Evidence Over Claims

In one line: "It should work now" means "I have not verified it." Nothing is complete until fresh output proves it.

Do this: Before marking any task done, paste the actual test output, coverage figure, and clean linter run from the current session.

What: No implementation is complete until fresh verification output (test results, coverage, runtime behavior) confirms the claim.

Why: LLMs produce plausible, confident output regardless of correctness — a structural property, not a bug. Code with correct syntax, type annotations, and coherent docstrings looks right to a reviewer even when it hides a subtle logic error, an off-by-one, or wrong API usage.

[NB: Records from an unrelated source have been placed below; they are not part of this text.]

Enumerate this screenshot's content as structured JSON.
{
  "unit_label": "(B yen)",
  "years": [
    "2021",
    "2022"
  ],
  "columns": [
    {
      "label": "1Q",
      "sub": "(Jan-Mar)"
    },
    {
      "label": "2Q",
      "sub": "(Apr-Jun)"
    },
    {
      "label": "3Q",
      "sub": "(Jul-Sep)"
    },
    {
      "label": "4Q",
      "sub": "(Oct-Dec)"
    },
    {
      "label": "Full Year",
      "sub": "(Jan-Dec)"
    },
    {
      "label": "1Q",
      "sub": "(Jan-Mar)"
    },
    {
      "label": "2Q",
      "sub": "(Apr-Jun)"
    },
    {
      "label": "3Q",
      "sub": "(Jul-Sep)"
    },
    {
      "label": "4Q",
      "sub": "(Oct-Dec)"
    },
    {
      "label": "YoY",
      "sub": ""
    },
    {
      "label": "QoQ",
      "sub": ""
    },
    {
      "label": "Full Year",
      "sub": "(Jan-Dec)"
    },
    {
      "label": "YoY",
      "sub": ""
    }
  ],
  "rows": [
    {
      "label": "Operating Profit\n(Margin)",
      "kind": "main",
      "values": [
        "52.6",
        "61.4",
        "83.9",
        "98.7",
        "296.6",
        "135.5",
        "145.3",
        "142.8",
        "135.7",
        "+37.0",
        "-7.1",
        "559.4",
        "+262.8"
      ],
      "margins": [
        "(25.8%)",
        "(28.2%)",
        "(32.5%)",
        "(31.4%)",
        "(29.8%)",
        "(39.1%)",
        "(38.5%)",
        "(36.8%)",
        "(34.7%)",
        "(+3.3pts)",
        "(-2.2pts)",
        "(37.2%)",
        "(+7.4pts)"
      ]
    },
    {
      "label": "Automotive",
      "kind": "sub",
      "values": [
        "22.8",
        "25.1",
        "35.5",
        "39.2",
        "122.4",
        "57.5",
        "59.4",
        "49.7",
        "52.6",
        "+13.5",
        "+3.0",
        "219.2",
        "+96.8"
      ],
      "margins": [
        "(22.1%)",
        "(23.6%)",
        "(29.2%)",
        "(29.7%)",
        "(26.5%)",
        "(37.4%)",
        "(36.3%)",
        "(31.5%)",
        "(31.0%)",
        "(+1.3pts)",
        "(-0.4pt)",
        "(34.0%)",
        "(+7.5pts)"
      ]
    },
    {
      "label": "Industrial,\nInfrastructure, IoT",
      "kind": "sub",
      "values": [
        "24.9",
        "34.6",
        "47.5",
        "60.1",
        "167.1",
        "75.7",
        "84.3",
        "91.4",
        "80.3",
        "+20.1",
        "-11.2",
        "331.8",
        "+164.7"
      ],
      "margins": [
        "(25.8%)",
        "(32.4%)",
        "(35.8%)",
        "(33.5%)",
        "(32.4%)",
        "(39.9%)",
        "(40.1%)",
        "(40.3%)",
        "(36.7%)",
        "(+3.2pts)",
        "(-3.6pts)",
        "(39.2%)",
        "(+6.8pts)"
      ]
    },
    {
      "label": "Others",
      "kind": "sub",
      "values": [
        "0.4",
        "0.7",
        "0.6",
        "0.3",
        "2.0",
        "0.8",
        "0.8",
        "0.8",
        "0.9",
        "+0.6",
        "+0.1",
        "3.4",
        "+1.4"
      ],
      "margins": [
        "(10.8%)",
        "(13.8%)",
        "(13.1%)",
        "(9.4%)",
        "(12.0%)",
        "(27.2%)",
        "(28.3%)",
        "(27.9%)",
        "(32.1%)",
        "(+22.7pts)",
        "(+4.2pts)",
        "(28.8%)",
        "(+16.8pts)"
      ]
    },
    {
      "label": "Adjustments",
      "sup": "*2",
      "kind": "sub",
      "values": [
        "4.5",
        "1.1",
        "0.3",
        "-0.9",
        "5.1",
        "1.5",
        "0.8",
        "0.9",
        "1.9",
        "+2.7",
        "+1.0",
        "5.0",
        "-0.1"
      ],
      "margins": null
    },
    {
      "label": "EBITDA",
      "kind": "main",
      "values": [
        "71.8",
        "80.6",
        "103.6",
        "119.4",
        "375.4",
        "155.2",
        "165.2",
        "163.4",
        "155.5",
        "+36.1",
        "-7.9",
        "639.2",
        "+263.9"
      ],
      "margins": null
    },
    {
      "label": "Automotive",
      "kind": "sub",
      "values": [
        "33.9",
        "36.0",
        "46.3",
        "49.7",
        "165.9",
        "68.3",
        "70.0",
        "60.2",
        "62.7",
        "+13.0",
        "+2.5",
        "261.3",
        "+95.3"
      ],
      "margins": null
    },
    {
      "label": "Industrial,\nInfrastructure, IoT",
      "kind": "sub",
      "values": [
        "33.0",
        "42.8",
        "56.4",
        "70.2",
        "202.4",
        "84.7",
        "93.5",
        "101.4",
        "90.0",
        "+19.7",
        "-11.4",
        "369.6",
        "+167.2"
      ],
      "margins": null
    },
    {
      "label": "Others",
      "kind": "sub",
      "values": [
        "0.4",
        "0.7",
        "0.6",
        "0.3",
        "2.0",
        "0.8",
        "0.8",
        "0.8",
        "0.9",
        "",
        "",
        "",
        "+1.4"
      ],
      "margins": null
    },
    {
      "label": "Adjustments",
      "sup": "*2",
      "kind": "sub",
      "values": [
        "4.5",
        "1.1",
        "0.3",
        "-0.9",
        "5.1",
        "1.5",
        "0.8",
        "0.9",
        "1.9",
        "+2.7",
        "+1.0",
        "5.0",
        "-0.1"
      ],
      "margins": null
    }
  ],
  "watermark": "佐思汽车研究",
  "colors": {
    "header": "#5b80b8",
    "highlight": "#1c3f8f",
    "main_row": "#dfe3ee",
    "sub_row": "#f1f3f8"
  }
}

The dangerous failure mode is not obviously broken code (caught immediately) but code that passes visual review and fails at runtime: an async function called without await, a query using the wrong column that happens to match another column's type, an exception silently swallowed where it should propagate.

Human review is a probabilistic defense — reviewers see what they look for, and AI error categories don't always match a human's habitual checks. Automated verification (tests, linters, type checkers) is deterministic: it catches errors whether or not anyone thought to look.

The methodology therefore mandates verification at multiple levels:

  1. Tests must run and pass. Not "the tests exist." Not "the tests should pass." The actual test output must be present in the session before a task is marked complete.
  2. Coverage must meet thresholds. 90% for workflow state machine and activities (the system's correctness-critical core), 70% for all other layers. These thresholds are enforced by tooling, not by discipline.
  3. Linting must pass. Post-edit hooks run linters automatically. Code that introduces lint errors is flagged before it reaches review.

Evidence: Enforced by templates/hooks/pre-push-gate.sh and the Stop hook — tests and coverage must pass before a task completes or a push lands. Run the gate and watch a failing test block the push.

The three core gates (§7.1) implement this principle at the tooling level:

  • Layer 1 (post-edit): Linters run automatically after file edits. Immediate feedback.
  • Layer 2 (stop verification): When the AI signals task completion, a verification prompt fires asking for proof of completion. This catches the "it should work now" failure mode directly.
  • Layer 3 (pre-push): Blocking gate before code reaches the remote. Tests must pass, coverage must meet thresholds.

How: The Superpowers verification-before-completion skill governs the completion gate. Before marking any task complete, the skill requires:

  1. Fresh test output (not from a previous run — timestamps must be recent)
  2. Coverage report showing threshold compliance
  3. Linter output showing zero new warnings
  4. For UI changes: screenshot or description of visual verification

The Stop hook (configured in .claude/settings.json) reinforces this at the infrastructure level. When Claude attempts to conclude a response with implementation claims, the hook prompt asks: "Have you shown the test output? Have you verified the change works?" This is a structural safeguard against the AI's tendency to declare victory prematurely.

For the full testing standard, see appendix-a-testing.md. For quality gate architecture, see appendix-e-hooks.md.